Key elements of the finance ministry’s risk financing strategy include:
• Understanding the major risks to which the island is exposed. This was done by the collection and analysis of data. In the case of the cat bond, the Planning Institute of Jamaica identified the most destructive hurricanes that affected the island during the last 20 years as measured by their impact on gross domestic product. This was only one of many data sets that were studied.

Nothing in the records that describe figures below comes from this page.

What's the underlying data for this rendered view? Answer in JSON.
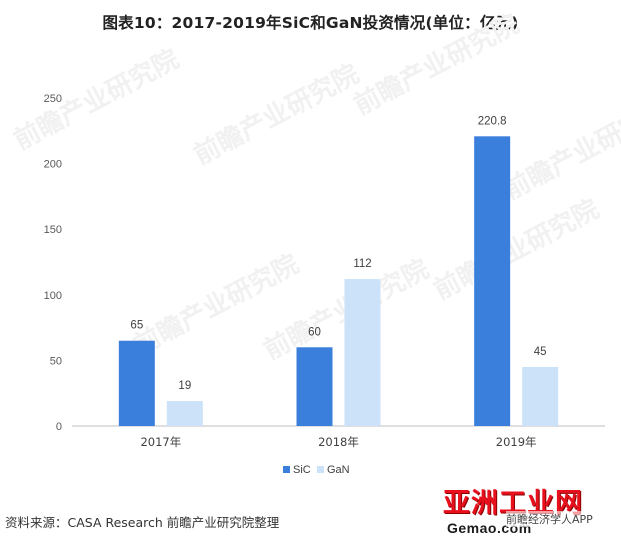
{
  "title": "图表10：2017-2019年SiC和GaN投资情况(单位：亿元)",
  "source": "资料来源：CASA Research 前瞻产业研究院整理",
  "watermark": "前瞻产业研究院",
  "logo": {
    "name": "亚洲工业网",
    "url": "Gemao.com",
    "app": "前瞻经济学人APP"
  },
  "chart_data": {
    "type": "bar",
    "title": "图表10：2017-2019年SiC和GaN投资情况(单位：亿元)",
    "categories": [
      "2017年",
      "2018年",
      "2019年"
    ],
    "series": [
      {
        "name": "SiC",
        "values": [
          65,
          60,
          220.8
        ],
        "color": "#3b7fdc"
      },
      {
        "name": "GaN",
        "values": [
          19,
          112,
          45
        ],
        "color": "#cce2f8"
      }
    ],
    "data_labels": [
      [
        "65",
        "60",
        "220.8"
      ],
      [
        "19",
        "112",
        "45"
      ]
    ],
    "yticks": [
      "0",
      "50",
      "100",
      "150",
      "200",
      "250"
    ],
    "ylim": [
      0,
      250
    ],
    "grid": false,
    "legend": "bottom-center",
    "xlabel": "",
    "ylabel": ""
  }
}
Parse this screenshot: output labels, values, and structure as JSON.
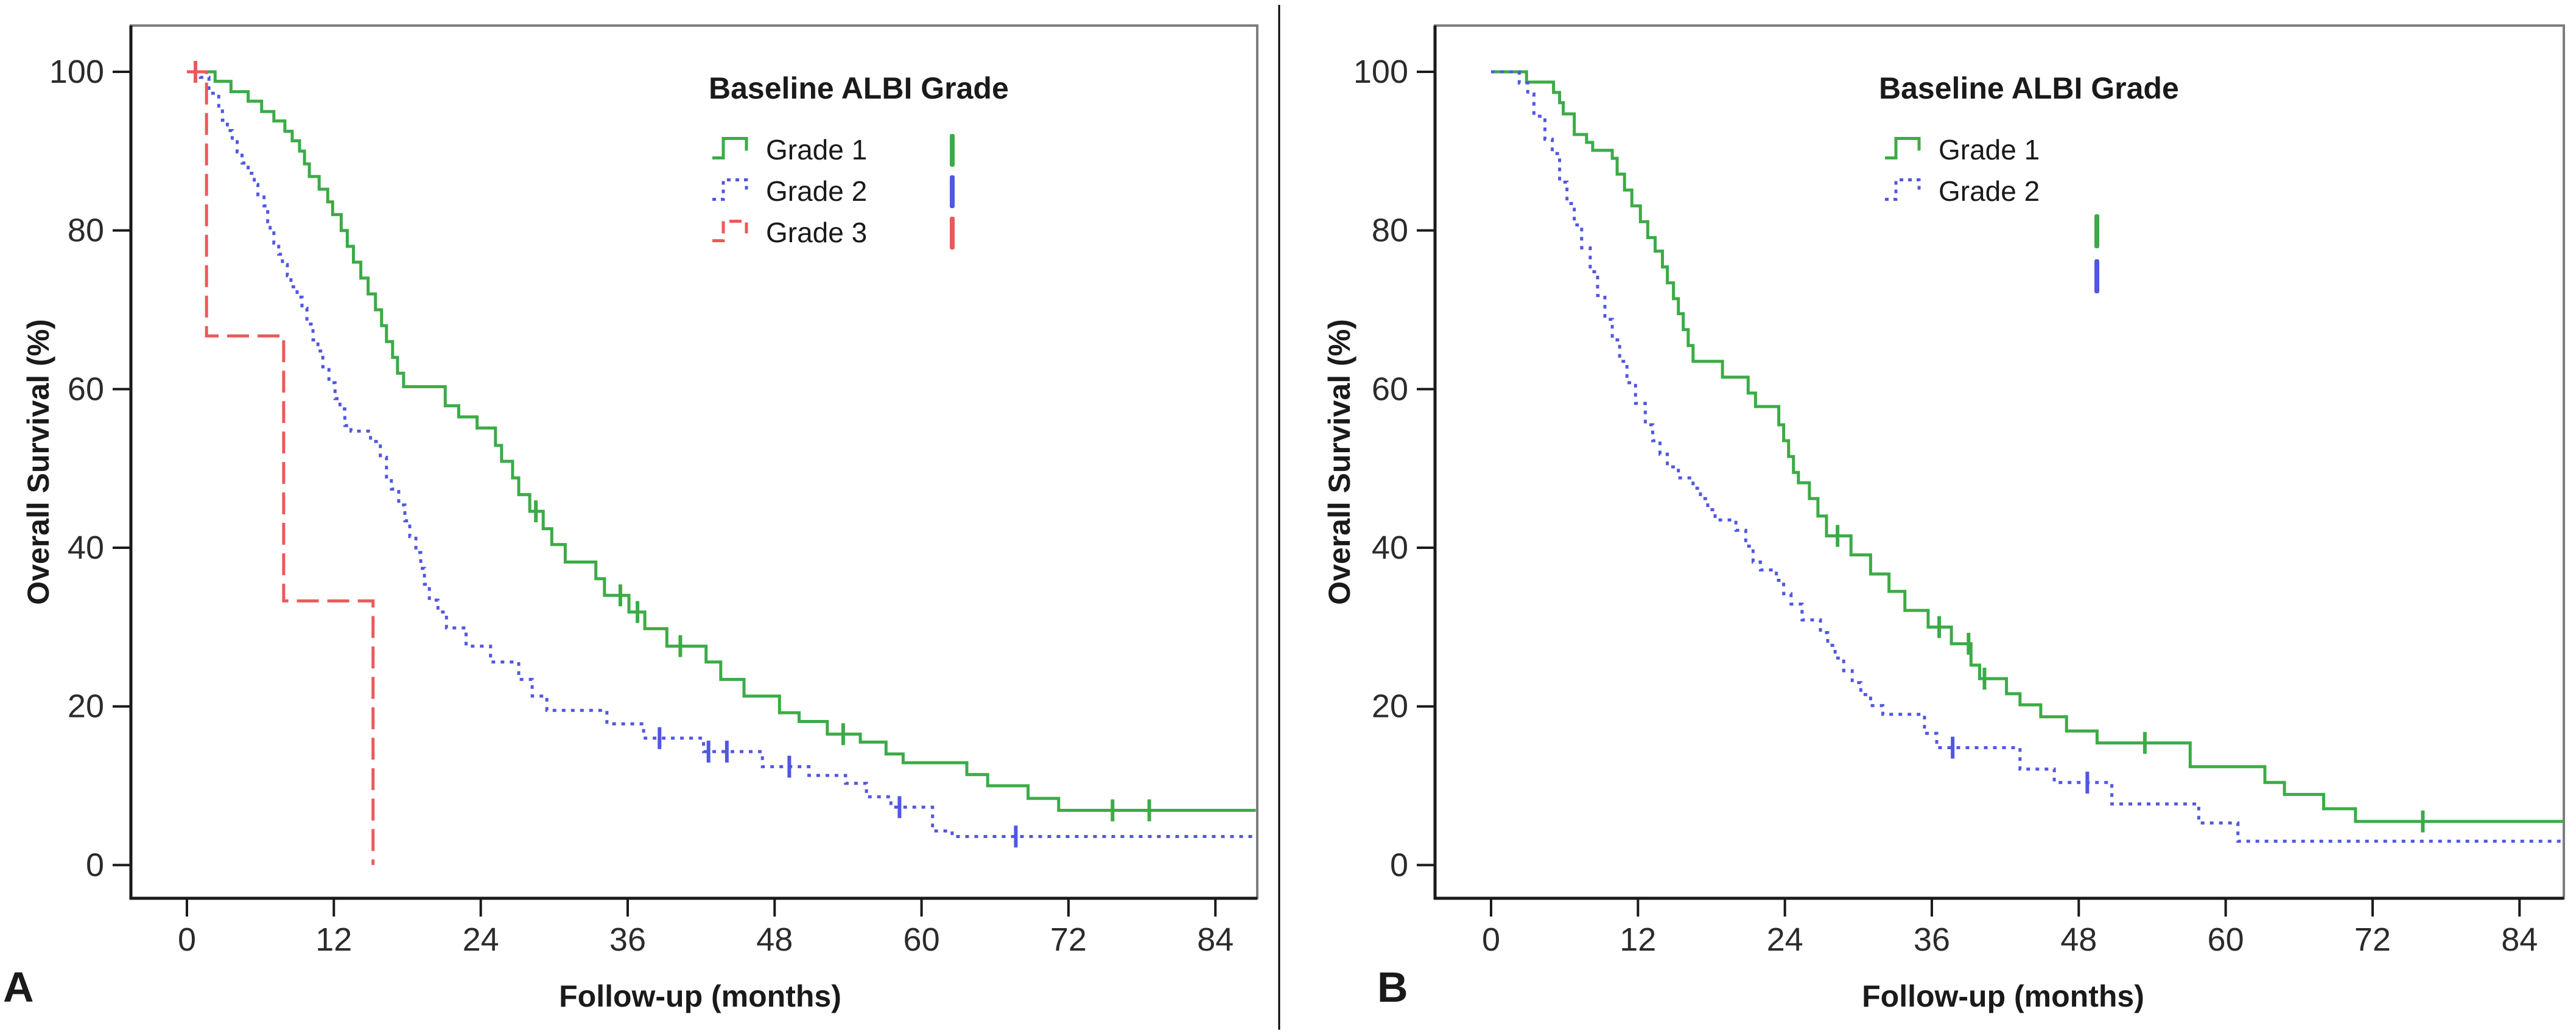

In contrast, executives, and board members of a Spanish Town Road commodity board a few years ago, feigned ignorance that the premises were prone to flooding and that inventories increased substantially during the early part of the annual hurricane season. They blamed a low-level employee for the millions of dollars of uninsured inventory losses. In another case, according to an August 2019 report in this newspaper, the management of the National Solid Waste Management Authority, based on its argument that claims from residents in Riverton City were ‘frivolous,’ does not understand that its operations may it expose to big third-party liability claims.
• Working in partnership with other entities to transfer parts of the identified risks to risk-bearing entities, in the case of the cat bond, to the global capital markets in exchange for the payment of a premium.
• Building an efficient structure to manage and pay claims before catastrophe events occur.
The risk-financing strategy as outlined in Dr Clarke’s article last week is not dissimilar to what happens in transactions between sophisticated corporate insurance buyers and the insurance markets. It is a process that is worth emulating.
For most companies, according to a United Kingdom body of risk management and insurance experts, “insurance represents one of the biggest investments and their largest source of contingent capital for many companies. It protects them from events that might otherwise threaten output, jobs and even their future existence. It makes companies more secure as business partners and places to invest”.
Dr Clarke’s essay should be required reading for the folks in the insurance procurement unit of the finance ministry and persons appointed to the boards of government companies, private and public companies across Jamaica.